I couldn’t let go. This is one of our greatest challenges in life. After all, we are infinite beings living in a finite world. Our spirit craves infinite communications of love, acceptance, joy, and peace. Yet we hold on to so many finite things. Why can we not learn from the trees that let go of their leaves each autumn?
As we go into winter, are there things that simply won’t serve our well-being anymore? Do we really want to share our sacred space with things that no longer serve us? Would it be better to let the material objects move to another space where they can either be appreciated or perhaps break down into the earth again?
Letting go of my first pair of hikers was a difficult challenge. But after 11 years of holding on, it was time.

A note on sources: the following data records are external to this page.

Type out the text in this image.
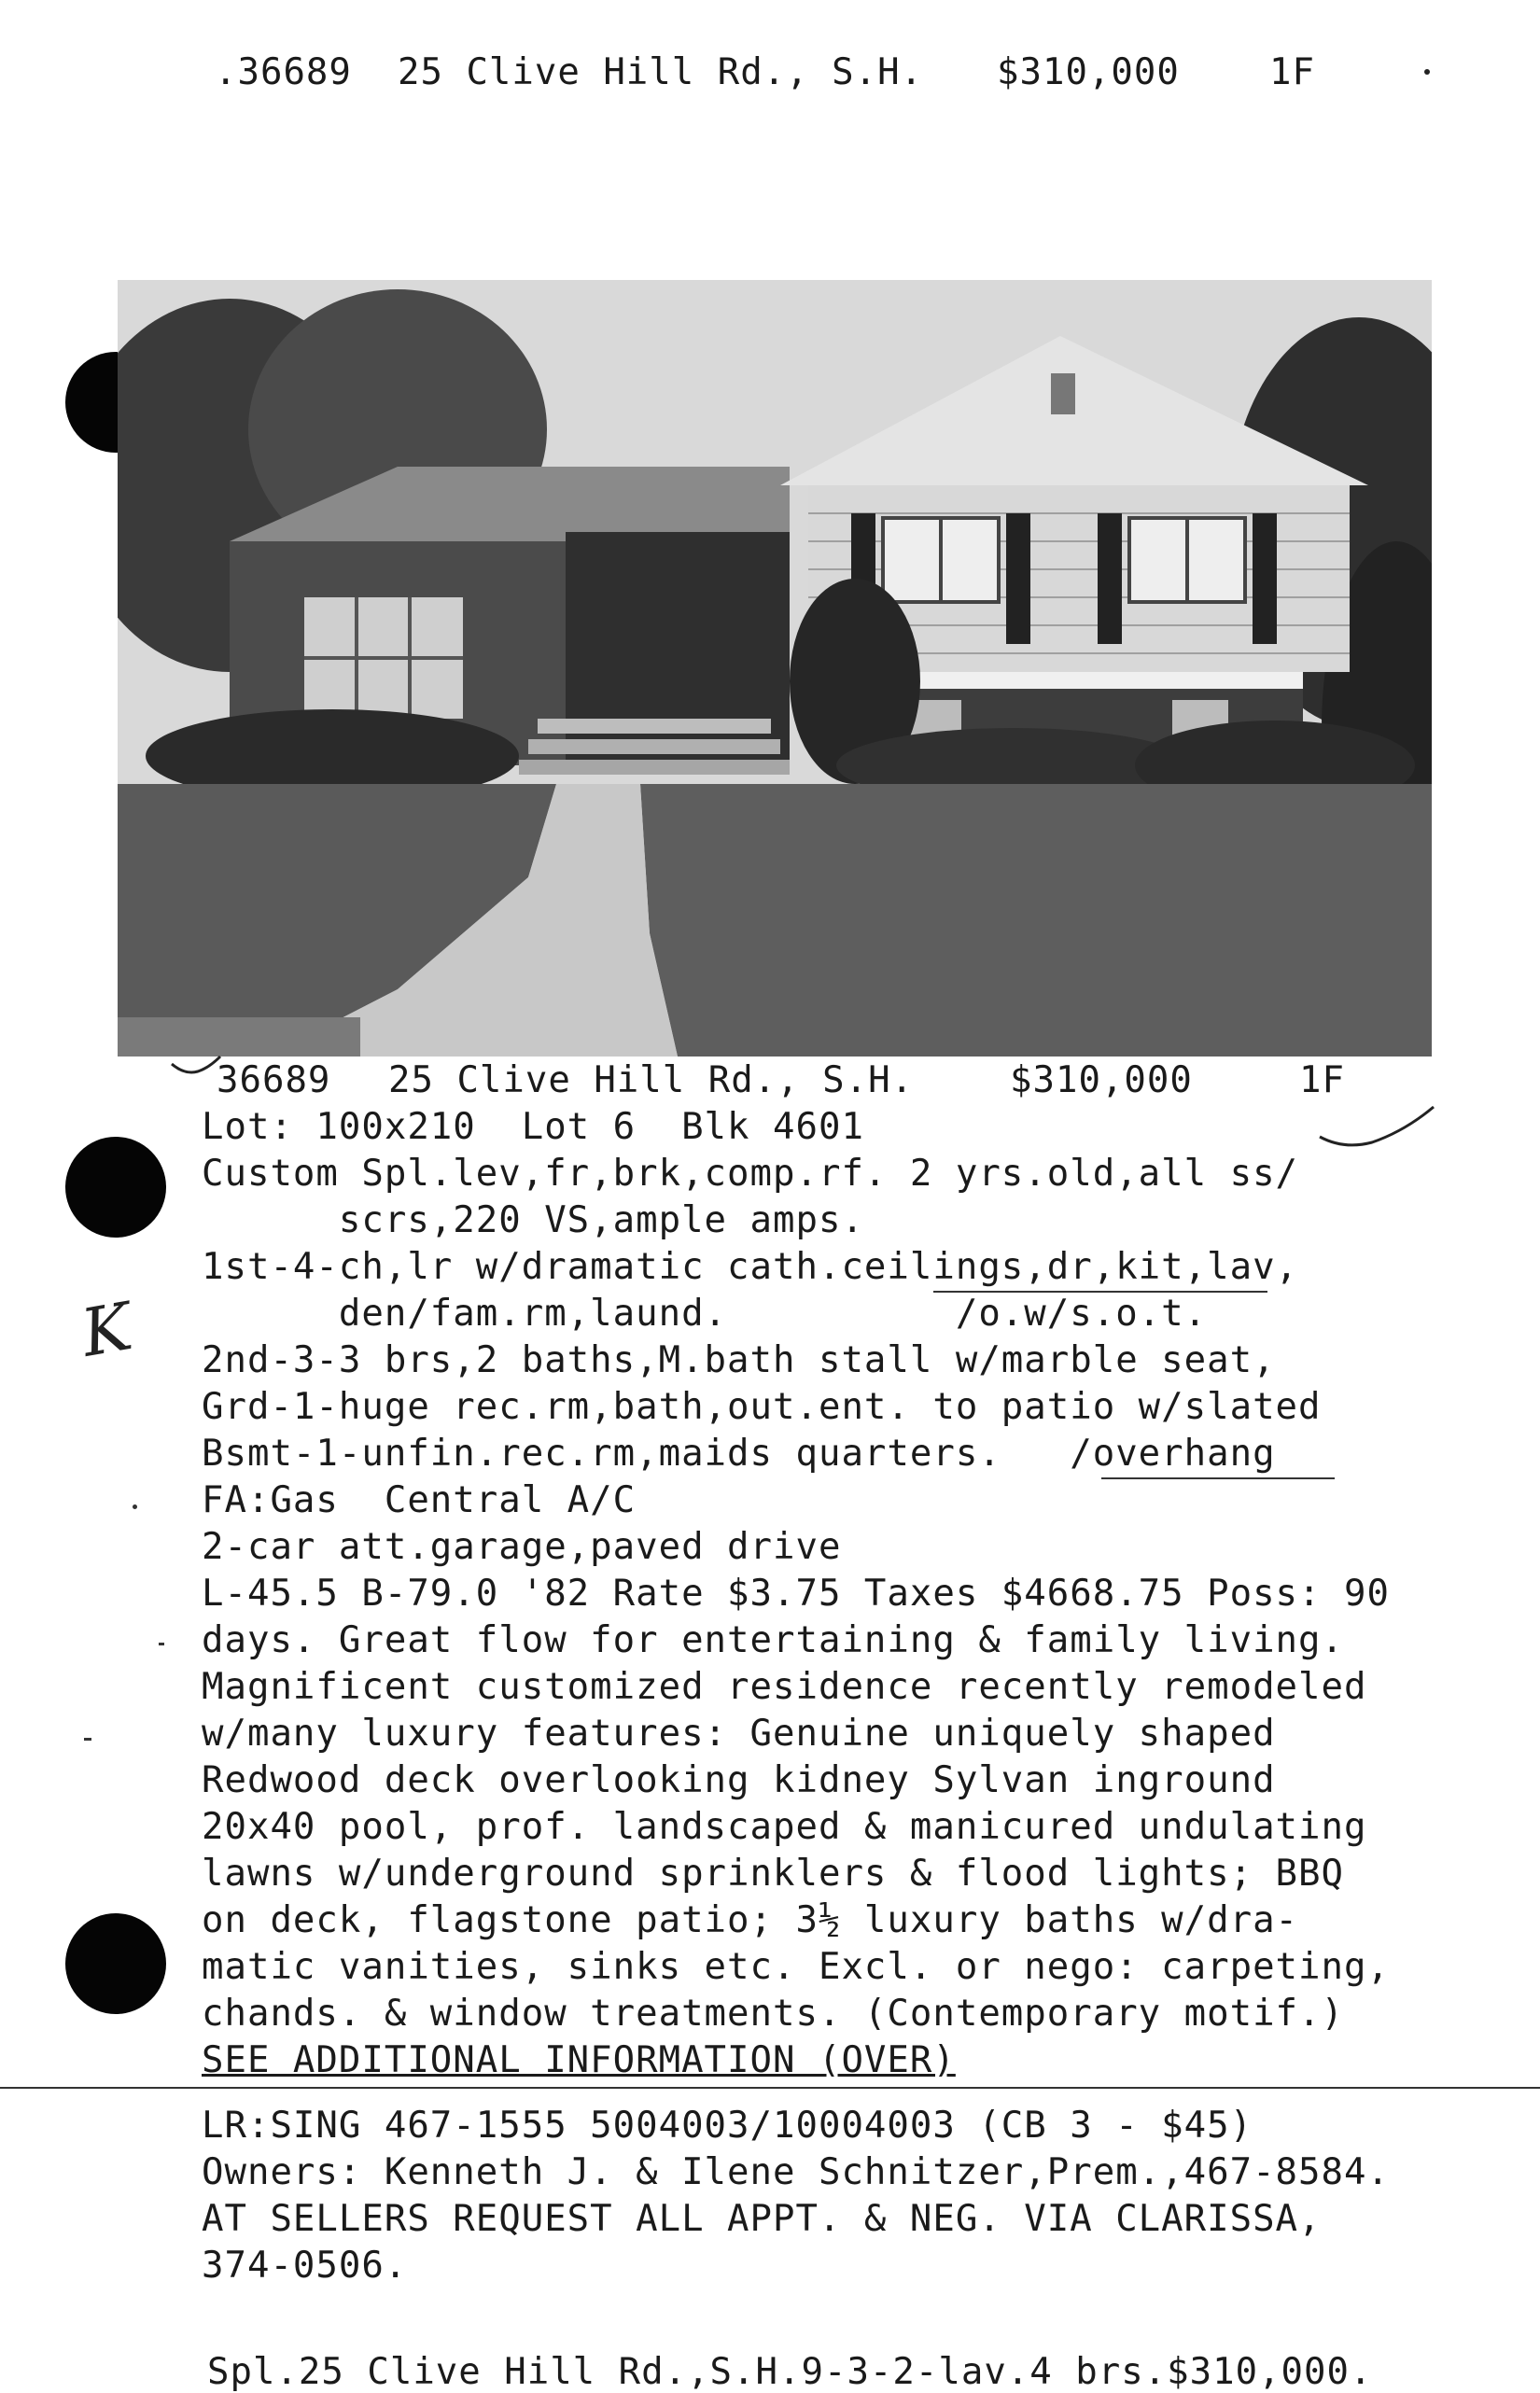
.36689 25 Clive Hill Rd., S.H. $310,000 1F
36689 25 Clive Hill Rd., S.H.	$310,000	1F
Lot: 100x210  Lot 6  Blk 4601
Custom Spl.lev,fr,brk,comp.rf. 2 yrs.old,all ss/
scrs,220 VS,ample amps.
1st-4-ch,lr w/dramatic cath.ceilings,dr,kit,lav,
den/fam.rm,laund.          /o.w/s.o.t.
2nd-3-3 brs,2 baths,M.bath stall w/marble seat,
Grd-1-huge rec.rm,bath,out.ent. to patio w/slated
Bsmt-1-unfin.rec.rm,maids quarters.   /overhang
FA:Gas  Central A/C
2-car att.garage,paved drive
L-45.5 B-79.0 '82 Rate $3.75 Taxes $4668.75 Poss: 90
days. Great flow for entertaining & family living.
Magnificent customized residence recently remodeled
w/many luxury features: Genuine uniquely shaped
Redwood deck overlooking kidney Sylvan inground
20x40 pool, prof. landscaped & manicured undulating
lawns w/underground sprinklers & flood lights; BBQ
on deck, flagstone patio; 3½ luxury baths w/dra-
matic vanities, sinks etc. Excl. or nego: carpeting,
chands. & window treatments. (Contemporary motif.)
SEE ADDITIONAL INFORMATION (OVER)
LR:SING 467-1555 5004003/10004003 (CB 3 - $45)
Owners: Kenneth J. & Ilene Schnitzer,Prem.,467-8584.
AT SELLERS REQUEST ALL APPT. & NEG. VIA CLARISSA,
374-0506.
Spl.25 Clive Hill Rd.,S.H.9-3-2-lav.4 brs.$310,000.
K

As a family, we had gotten used to being overwhelmed. We struggled to make room for laughter, learning, creativity, communication, joy, peace, and tolerance. And then we starting letting go of things we held on to. Like my first pair of hikers I purchased in 2002. Like the broken toys and unnecessary papers. We examined relationships that were no longer working for us and began to set boundaries. We understood and accepted our short comings, and let our sweet energetic puppy go to another home on a farm, where she can run and play to her hearts desire. We let go of the images that we have to be overly busy to be okay. We continue to open ourselves to ideas and clarify our priorities in life.

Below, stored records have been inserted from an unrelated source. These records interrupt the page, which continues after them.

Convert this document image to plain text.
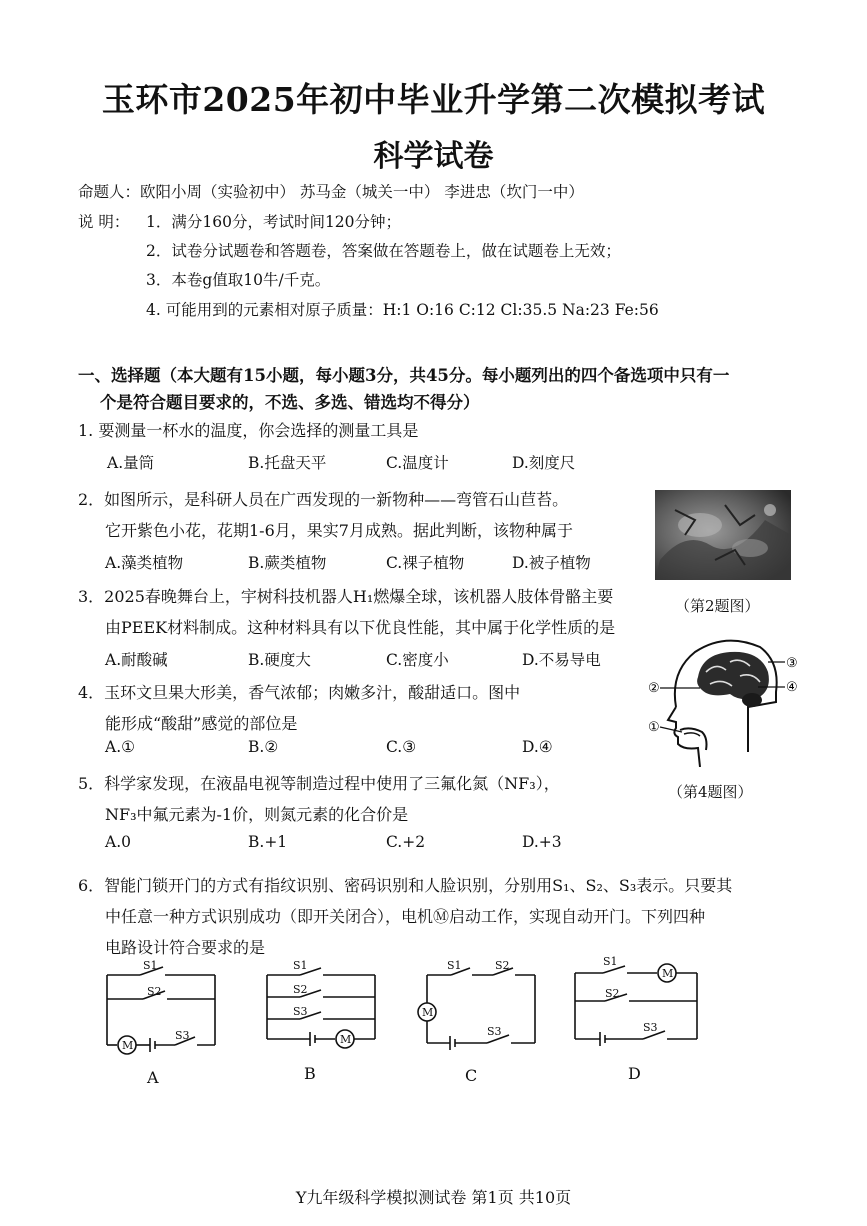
玉环市2025年初中毕业升学第二次模拟考试
科学试卷
命题人：欧阳小周（实验初中） 苏马金（城关一中） 李进忠（坎门一中）
说 明： 1．满分160分，考试时间120分钟；
2．试卷分试题卷和答题卷，答案做在答题卷上，做在试题卷上无效；
3．本卷g值取10牛/千克。
4. 可能用到的元素相对原子质量：H:1 O:16 C:12 Cl:35.5 Na:23 Fe:56
一、选择题（本大题有15小题，每小题3分，共45分。每小题列出的四个备选项中只有一
个是符合题目要求的，不选、多选、错选均不得分）
1. 要测量一杯水的温度，你会选择的测量工具是
A.量筒	B.托盘天平	C.温度计	D.刻度尺
2．如图所示，是科研人员在广西发现的一新物种——弯管石山苣苔。
它开紫色小花，花期1-6月，果实7月成熟。据此判断，该物种属于
A.藻类植物	B.蕨类植物	C.裸子植物	D.被子植物
（第2题图）
3．2025春晚舞台上，宇树科技机器人H₁燃爆全球，该机器人肢体骨骼主要
由PEEK材料制成。这种材料具有以下优良性能，其中属于化学性质的是
A.耐酸碱	B.硬度大	C.密度小	D.不易导电
②
①
③
④
（第4题图）
4．玉环文旦果大形美，香气浓郁；肉嫩多汁，酸甜适口。图中
能形成“酸甜”感觉的部位是
A.①	B.②	C.③	D.④
5．科学家发现，在液晶电视等制造过程中使用了三氟化氮（NF₃），
NF₃中氟元素为-1价，则氮元素的化合价是
A.0	B.+1	C.+2	D.+3
6．智能门锁开门的方式有指纹识别、密码识别和人脸识别，分别用S₁、S₂、S₃表示。只要其
中任意一种方式识别成功（即开关闭合），电机Ⓜ启动工作，实现自动开门。下列四种
电路设计符合要求的是
S1
S2
S3
M
S1
S2
S3
M
S1	S2
S3
M
S1
S2
S3
M
A	B	C	D
Y九年级科学模拟测试卷 第1页 共10页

We created space for more infinite qualities to fill our home. The universe responded to this space in our lives and offered us a gift. A piano! A free piano!
We easily found the physical space for it in our home. And the infinite qualities that emerge from exploring the world of music of the family cannot compare. In the first days, I settled in to teach myself a special song.
This song, my dad used to sing along with my boys’ musical toys. He’d prepare his silly voice and sing, “Tell me won’t you please. Why the leaves, have furry leaves.”
Knowing very little about music, I simply thought he was making up words to be odd and funny. When my siblings and I were faced with the unexpected task of selecting music at his funeral, all I could think was how important it would be to have the “Furry Leaves” song. I knew it was a classical composition, but had very little way to communicate what this song would be. Luckily, a friend who was helping us with cleaning and planning knew a little about music. I sheepishly tried to hum the tune.
“Oh, that’s Furry Leaves.” She said.
I looked at her. Certainly Dad hadn’t sung the Furry Leaves song to her. She wrote it down for me and I laughed. It was Beethoven’s Fur Elise. My dad had probably made up those words when he was a child learning to play the piano.
So on Sunday night, I got to work. And I learned to play the first little bit of Fur Elise. Just enough to sing the words. I now feel as though I have both received and given a gift of infinite proportion.
And I may finally have an understanding of Julia Cameron’s final chapter.